Seres gregários, o desejo de nos ligarmos aos outros é o que nos mobiliza, desde o nascimento. A procura do Outro é um impulso profundamente ancorado na nossa organização psíquica, corporal e visceral e é a qualidade da resposta a esta necessidade primeira que nos garante um equilíbrio biológico e psíquico elementar e a possibilidade de prosseguirmos a vida. O nosso sopro vital. A proximidade e o laço social afectam profundamente a nossa saúde física e mental, desde sempre e para sempre, até ao fim.

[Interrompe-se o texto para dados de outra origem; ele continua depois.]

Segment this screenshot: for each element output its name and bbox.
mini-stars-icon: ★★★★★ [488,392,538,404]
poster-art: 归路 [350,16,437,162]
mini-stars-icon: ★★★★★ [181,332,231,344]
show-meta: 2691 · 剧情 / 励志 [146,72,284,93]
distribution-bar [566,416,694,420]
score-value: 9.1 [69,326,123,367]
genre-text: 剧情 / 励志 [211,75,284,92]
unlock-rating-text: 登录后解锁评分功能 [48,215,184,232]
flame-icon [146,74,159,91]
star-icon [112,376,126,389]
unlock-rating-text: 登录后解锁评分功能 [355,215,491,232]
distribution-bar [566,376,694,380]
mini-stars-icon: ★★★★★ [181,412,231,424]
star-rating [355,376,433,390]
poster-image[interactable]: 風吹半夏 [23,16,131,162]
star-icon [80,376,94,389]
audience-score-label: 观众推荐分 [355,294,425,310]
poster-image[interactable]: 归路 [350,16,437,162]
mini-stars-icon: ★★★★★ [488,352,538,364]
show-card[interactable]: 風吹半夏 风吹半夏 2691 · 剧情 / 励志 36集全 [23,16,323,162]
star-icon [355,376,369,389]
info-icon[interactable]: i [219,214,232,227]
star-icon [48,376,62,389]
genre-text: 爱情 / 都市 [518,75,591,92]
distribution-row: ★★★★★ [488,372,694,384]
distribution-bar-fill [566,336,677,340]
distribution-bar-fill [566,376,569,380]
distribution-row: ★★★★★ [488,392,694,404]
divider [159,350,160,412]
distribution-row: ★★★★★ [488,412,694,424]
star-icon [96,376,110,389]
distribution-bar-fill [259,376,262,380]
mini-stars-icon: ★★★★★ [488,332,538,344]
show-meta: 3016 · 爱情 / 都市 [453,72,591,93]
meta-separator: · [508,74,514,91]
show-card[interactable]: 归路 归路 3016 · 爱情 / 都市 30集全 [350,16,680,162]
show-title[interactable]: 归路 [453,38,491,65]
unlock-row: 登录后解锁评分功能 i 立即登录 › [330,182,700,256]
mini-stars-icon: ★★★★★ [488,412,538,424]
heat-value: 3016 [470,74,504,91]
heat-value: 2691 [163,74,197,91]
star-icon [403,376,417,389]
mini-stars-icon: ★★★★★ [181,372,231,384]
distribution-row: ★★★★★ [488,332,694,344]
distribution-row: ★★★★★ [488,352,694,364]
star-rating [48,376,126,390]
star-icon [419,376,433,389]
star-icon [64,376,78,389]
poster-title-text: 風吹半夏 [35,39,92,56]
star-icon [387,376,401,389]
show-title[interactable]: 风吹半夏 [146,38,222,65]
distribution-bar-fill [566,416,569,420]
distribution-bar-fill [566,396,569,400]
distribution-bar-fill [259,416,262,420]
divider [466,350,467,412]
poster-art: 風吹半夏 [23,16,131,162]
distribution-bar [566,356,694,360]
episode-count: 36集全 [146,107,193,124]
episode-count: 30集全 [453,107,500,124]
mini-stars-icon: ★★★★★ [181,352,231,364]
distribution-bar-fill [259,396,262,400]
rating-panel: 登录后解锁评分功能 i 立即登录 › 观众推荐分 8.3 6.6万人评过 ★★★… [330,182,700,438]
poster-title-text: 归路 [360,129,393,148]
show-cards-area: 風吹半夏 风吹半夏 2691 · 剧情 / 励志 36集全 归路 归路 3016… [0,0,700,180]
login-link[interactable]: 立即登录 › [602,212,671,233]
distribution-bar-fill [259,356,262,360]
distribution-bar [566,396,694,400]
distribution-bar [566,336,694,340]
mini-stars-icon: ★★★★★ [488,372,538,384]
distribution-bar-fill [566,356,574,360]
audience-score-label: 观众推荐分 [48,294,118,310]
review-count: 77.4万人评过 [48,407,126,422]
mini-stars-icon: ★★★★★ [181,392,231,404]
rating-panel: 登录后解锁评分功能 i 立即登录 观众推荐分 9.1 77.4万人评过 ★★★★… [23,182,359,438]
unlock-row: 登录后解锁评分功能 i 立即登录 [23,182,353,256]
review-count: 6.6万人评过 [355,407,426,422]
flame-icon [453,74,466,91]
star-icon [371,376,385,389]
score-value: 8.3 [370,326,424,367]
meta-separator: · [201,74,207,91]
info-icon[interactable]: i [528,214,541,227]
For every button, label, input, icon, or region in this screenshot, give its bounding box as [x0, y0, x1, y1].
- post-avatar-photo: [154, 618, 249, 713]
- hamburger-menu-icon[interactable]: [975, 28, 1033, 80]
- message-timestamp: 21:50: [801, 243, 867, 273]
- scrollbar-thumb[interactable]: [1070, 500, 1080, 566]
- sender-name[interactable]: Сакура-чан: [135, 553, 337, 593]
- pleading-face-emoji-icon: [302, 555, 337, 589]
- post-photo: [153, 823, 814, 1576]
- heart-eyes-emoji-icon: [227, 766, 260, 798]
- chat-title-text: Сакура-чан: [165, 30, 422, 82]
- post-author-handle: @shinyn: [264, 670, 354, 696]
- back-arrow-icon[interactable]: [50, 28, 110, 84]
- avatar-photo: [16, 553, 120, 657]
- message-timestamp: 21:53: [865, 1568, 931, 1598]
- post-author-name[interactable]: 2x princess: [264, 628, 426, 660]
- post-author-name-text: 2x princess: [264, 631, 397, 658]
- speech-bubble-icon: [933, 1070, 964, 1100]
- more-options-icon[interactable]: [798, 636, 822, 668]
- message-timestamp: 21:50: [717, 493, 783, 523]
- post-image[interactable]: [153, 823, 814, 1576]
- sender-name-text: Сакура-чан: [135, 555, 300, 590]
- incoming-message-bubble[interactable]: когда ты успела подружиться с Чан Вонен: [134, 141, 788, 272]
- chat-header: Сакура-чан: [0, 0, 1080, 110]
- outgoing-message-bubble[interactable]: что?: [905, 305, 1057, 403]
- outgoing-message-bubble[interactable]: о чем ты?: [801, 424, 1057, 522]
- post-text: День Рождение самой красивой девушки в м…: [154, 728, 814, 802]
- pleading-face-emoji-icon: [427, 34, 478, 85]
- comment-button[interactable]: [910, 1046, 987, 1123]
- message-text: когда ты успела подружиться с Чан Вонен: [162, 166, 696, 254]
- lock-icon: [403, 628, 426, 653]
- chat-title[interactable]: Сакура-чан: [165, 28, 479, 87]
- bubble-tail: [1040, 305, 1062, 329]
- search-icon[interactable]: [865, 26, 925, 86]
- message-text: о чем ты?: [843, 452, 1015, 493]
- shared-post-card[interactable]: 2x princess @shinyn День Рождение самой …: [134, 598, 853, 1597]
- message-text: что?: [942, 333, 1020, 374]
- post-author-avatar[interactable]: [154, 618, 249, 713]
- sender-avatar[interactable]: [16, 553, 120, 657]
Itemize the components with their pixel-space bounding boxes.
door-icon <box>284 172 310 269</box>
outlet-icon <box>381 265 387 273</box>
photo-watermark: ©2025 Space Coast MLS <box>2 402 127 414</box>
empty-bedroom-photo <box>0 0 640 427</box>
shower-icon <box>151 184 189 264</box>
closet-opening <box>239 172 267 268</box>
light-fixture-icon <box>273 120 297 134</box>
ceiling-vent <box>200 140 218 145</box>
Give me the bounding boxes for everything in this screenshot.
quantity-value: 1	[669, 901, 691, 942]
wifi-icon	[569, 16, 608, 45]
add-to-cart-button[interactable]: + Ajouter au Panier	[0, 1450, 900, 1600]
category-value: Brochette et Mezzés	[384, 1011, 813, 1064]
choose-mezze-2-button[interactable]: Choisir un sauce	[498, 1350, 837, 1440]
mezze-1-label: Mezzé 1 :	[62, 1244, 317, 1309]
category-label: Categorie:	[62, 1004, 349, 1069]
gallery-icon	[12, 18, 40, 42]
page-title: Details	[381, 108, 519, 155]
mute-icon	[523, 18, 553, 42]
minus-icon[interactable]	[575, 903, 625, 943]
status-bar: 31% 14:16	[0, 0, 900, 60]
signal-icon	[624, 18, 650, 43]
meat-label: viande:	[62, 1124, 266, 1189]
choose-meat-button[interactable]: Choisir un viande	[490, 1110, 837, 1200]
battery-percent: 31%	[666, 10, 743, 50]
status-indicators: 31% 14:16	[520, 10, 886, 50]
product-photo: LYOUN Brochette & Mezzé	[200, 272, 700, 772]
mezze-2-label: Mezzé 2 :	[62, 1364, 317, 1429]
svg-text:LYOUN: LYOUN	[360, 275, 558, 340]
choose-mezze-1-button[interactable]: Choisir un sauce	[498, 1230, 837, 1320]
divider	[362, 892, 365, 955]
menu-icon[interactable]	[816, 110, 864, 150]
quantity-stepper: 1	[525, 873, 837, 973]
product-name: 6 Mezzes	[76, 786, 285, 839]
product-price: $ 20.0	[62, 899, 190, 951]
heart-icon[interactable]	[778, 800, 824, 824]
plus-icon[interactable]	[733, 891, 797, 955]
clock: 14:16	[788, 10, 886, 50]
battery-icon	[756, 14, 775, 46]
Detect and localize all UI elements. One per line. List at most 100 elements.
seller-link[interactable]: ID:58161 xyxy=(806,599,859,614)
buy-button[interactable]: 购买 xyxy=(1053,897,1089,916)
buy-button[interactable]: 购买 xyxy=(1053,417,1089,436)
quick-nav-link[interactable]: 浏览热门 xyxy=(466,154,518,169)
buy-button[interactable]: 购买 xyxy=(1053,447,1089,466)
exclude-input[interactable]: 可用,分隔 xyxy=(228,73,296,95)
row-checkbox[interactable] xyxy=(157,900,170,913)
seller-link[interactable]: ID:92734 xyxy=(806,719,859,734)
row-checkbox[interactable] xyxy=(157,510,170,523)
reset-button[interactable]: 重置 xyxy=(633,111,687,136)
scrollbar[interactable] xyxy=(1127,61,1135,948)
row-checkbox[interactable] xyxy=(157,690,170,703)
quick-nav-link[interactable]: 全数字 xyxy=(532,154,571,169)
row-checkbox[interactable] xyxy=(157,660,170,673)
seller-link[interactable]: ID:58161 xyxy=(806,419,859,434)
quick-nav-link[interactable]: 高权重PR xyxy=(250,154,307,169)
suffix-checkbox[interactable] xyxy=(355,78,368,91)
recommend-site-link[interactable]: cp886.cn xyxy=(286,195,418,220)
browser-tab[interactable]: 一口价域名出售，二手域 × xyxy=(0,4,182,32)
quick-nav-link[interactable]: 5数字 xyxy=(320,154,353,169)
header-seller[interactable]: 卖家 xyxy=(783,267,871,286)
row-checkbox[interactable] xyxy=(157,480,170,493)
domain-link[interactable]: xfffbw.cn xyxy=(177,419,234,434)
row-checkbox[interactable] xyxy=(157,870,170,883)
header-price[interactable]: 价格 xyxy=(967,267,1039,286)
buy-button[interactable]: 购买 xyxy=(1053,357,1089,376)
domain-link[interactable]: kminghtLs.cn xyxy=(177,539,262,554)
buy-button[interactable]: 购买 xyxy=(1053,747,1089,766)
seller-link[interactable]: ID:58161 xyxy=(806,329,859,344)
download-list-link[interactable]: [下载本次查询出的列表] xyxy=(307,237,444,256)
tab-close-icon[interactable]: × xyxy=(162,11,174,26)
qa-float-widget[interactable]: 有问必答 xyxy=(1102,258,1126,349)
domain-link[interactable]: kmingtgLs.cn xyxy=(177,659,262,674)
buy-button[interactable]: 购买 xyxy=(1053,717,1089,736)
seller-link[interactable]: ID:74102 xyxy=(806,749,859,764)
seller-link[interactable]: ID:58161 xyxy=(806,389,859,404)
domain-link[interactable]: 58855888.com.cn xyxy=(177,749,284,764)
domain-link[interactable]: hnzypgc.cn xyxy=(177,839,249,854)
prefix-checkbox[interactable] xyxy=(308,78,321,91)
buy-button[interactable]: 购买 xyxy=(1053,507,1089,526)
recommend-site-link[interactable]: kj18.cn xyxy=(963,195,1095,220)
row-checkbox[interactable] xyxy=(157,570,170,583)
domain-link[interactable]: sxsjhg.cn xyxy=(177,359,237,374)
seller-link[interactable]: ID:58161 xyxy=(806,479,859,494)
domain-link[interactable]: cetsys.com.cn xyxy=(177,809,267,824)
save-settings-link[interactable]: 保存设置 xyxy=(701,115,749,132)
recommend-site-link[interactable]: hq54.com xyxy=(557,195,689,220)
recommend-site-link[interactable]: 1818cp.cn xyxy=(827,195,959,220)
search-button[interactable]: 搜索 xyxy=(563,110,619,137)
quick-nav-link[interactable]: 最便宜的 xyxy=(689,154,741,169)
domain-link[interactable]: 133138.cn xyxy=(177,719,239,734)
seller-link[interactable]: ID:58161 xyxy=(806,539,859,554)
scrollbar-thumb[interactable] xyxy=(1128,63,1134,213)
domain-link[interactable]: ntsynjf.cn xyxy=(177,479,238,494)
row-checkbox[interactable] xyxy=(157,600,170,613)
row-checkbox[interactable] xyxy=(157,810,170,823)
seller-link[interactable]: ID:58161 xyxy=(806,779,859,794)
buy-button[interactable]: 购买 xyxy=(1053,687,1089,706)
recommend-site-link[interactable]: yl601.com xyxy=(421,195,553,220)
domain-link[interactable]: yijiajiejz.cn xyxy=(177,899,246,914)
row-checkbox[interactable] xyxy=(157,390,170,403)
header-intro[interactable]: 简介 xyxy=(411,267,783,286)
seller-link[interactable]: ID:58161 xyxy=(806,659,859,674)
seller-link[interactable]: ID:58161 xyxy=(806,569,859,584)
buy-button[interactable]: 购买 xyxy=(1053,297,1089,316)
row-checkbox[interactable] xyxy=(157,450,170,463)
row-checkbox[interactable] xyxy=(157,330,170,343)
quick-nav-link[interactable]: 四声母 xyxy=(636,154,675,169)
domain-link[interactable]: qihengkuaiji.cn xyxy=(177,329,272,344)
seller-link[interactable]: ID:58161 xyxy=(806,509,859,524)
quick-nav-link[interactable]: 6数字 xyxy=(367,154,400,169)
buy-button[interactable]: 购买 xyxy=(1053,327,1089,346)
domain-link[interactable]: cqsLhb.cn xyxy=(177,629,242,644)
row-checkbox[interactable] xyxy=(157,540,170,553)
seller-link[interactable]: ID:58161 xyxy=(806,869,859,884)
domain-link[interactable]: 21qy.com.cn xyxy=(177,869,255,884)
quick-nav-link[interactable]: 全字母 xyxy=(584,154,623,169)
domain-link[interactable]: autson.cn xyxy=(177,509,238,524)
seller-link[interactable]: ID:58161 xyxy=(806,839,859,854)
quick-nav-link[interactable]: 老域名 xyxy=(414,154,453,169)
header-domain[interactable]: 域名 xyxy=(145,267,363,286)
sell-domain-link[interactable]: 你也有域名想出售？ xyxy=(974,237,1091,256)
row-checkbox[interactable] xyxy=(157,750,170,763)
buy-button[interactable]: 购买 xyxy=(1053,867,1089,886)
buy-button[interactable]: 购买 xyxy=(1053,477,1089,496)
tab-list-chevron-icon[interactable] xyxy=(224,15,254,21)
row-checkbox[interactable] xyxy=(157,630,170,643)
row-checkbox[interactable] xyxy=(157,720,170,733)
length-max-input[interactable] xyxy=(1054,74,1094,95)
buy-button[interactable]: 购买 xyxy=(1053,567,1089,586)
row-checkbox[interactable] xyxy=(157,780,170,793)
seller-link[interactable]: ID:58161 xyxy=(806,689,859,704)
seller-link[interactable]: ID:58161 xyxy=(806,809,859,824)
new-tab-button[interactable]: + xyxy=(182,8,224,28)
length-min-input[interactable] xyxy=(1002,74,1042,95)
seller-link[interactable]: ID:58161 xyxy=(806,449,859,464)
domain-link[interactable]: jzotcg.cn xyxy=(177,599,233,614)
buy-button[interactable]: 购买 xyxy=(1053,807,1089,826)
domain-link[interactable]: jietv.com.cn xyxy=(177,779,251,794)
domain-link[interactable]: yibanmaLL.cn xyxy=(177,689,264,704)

A necessidade do contacto humano não diz apenas respeito à infância. A sua carência precoce é a mais grave e a mais profunda, mas sempre que ocorre reactualiza o trauma ou introduz o mal-estar no tecido humano e rompe o equilíbrio somato-psíquico, rasgão que é preciso voltar a tecer, com todo o cuidado e vagar, trabalho que se fará de novo através da relação humana e do laço. Não há outro modo.

São numerosas as investigações que revelam como a ausência de suporte social, a penúria dos laços, o isolamento e a ausência de contacto humano, se apresentam como factores determinantes nas causas de mortalidade e, igualmente, os estudos que mostram como é ainda o laço social, a relação e a proximidade, que tantas vezes nos podem salvar a vida.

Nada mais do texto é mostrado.